Fortunately, there is already a MCRESS application example (A004_Gamma_Alpha_TQ_dri) which represents a perfect starting point for setting up such a simulation. It already uses the elements and phases which you need, defines an initial grain microstructure, and has a preset of parameters for the required phase-interactions:
1/1: Grain coarsening of austenite
1/2: Phase transformation between austenite and ferrite assuming nple-conditions
2/2: Grain coarsening of ferrite
Furthermore, it contains 3 nucleation conditions for the ferrite phase at triple junctions, interfaces, and in the bulk of austenite grains, which is a good starting point at least for the backward phase transformation on cooling.
In order to modify the input file to your process conditions, you need to:
- change the alloy composition to your needs,
- implement the temperature-time curve including heating, holding and cooling by using a "time_dependent" temperature trend (either obtained from a text file or written directly into the MICRESS input file). To avoid potential but completely unnecessary numerical issues, I would recommend not really to begin and end at room temperature but at a higher temperature (perhaps just before the start of the first and after the end of the second phase transformation, respectively). At lower temperatures, diffusivity is extremely small, and nothing will happen anyway.

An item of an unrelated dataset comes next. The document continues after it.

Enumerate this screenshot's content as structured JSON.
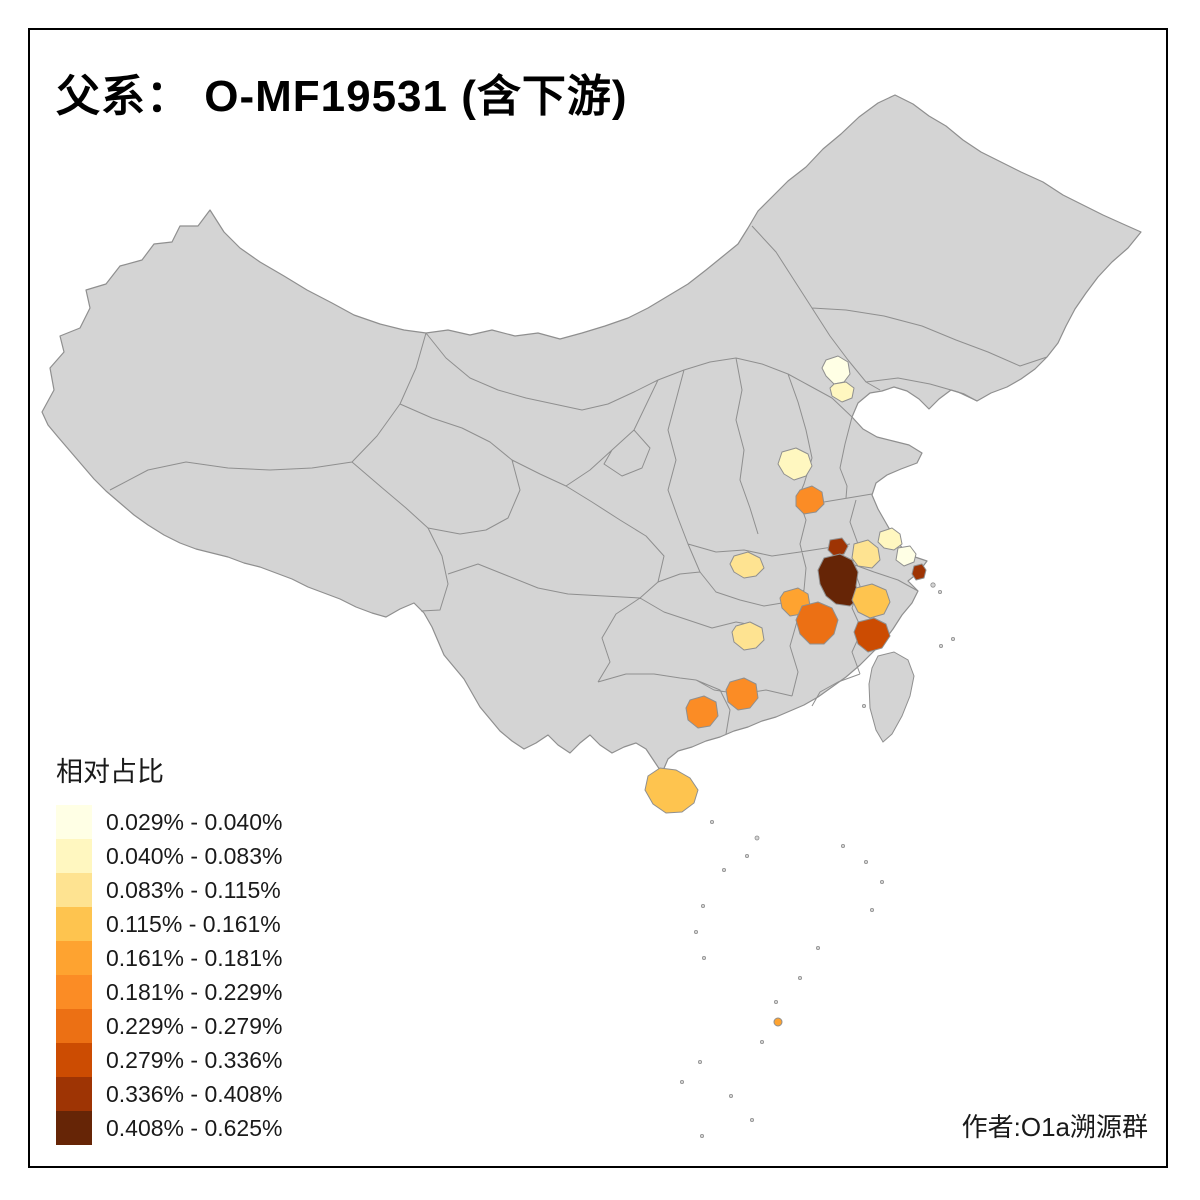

- symmetrically amend 3 further nucleation types for formation of austenite phase out of ferrite,
- change the grains of the initial microstructure from austenite to ferrite ("Initial Microstructure"),
- and adapt the output time-steps and the total simulation time so that it fits to the temperature-time curve
Now, the simulation of your process should, at least in principle, work more or less according to your specification. However, the two most important tweaks need still to be done:
1.) Adjust physical parameters using values from literature and/or by calibrating to match the experimental findings. This concerns especially the interfacial energies, the interface mobilities of the 1/1 and 2/2-interfaces, and the nucleation conditions. Do not trust preset parameters!
2.) Adjust numerical parameters, especially grid resolution, but also checking intervals, updating intervals, etc., to your boundary conditions (heating rate, cooling rate, physical parameters)
This should be all (if I did not miss something...).
Give it a try!
Bernd
Welcome to the MICRESS Forum!
If I understood correctly, the main process you want to simulate is the phase transformation of ferrrite to austenite upon heating, starting from a single-phase ferrite initial microstructure, followed by grain coarsening of the austenite grains at 1300°C, and then cooling with an opposite phase transformation from austenite to ferrite. As this process involves the phase transformation of an alloy (Fe-Mn-C), concentration coupling is required, as well as adding the 3 elements and considered phases in the simulation setup.
Fortunately, there is already a MCRESS application example (A004_Gamma_Alpha_TQ_dri) which represents a perfect starting point for setting up such a simulation. It already uses the elements and phases which you need, defines an initial grain microstructure, and has a preset of parameters for the required phase-interactions:
1/1: Grain coarsening of austenite
1/2: Phase transformation between austenite and ferrite assuming nple-conditions
2/2: Grain coarsening of ferrite
Furthermore, it contains 3 nucleation conditions for the ferrite phase at triple junctions, interfaces, and in the bulk of austenite grains, which is a good starting point at least for the backward phase transformation on cooling.
In order to modify the input file to your process conditions, you need to:
- change the alloy composition to your needs,
- implement the temperature-time curve including heating, holding and cooling by using a "time_dependent" temperature trend (either obtained from a text file or written directly into the MICRESS input file). To avoid potential but completely unnecessary numerical issues, I would recommend not really to begin and end at room temperature but at a higher temperature (perhaps just before the start of the first and after the end of the second phase transformation, respectively). At lower temperatures, diffusivity is extremely small, and nothing will happen anyway.
- symmetrically amend 3 further nucleation types for formation of austenite phase out of ferrite,
- change the grains of the initial microstructure from austenite to ferrite ("Initial Microstructure"),
- and adapt the output time-steps and the total simulation time so that it fits to the temperature-time curve
Now, the simulation of your process should, at least in principle, work more or less according to your specification. However, the two most important tweaks need still to be done:
1.) Adjust physical parameters using values from literature and/or by calibrating to match the experimental findings. This concerns especially the interfacial energies, the interface mobilities of the 1/1 and 2/2-interfaces, and the nucleation conditions. Do not trust preset parameters!
2.) Adjust numerical parameters, especially grid resolution, but also checking intervals, updating intervals, etc., to your boundary conditions (heating rate, cooling rate, physical parameters)
This should be all (if I did not miss something...).
Give it a try!
Bernd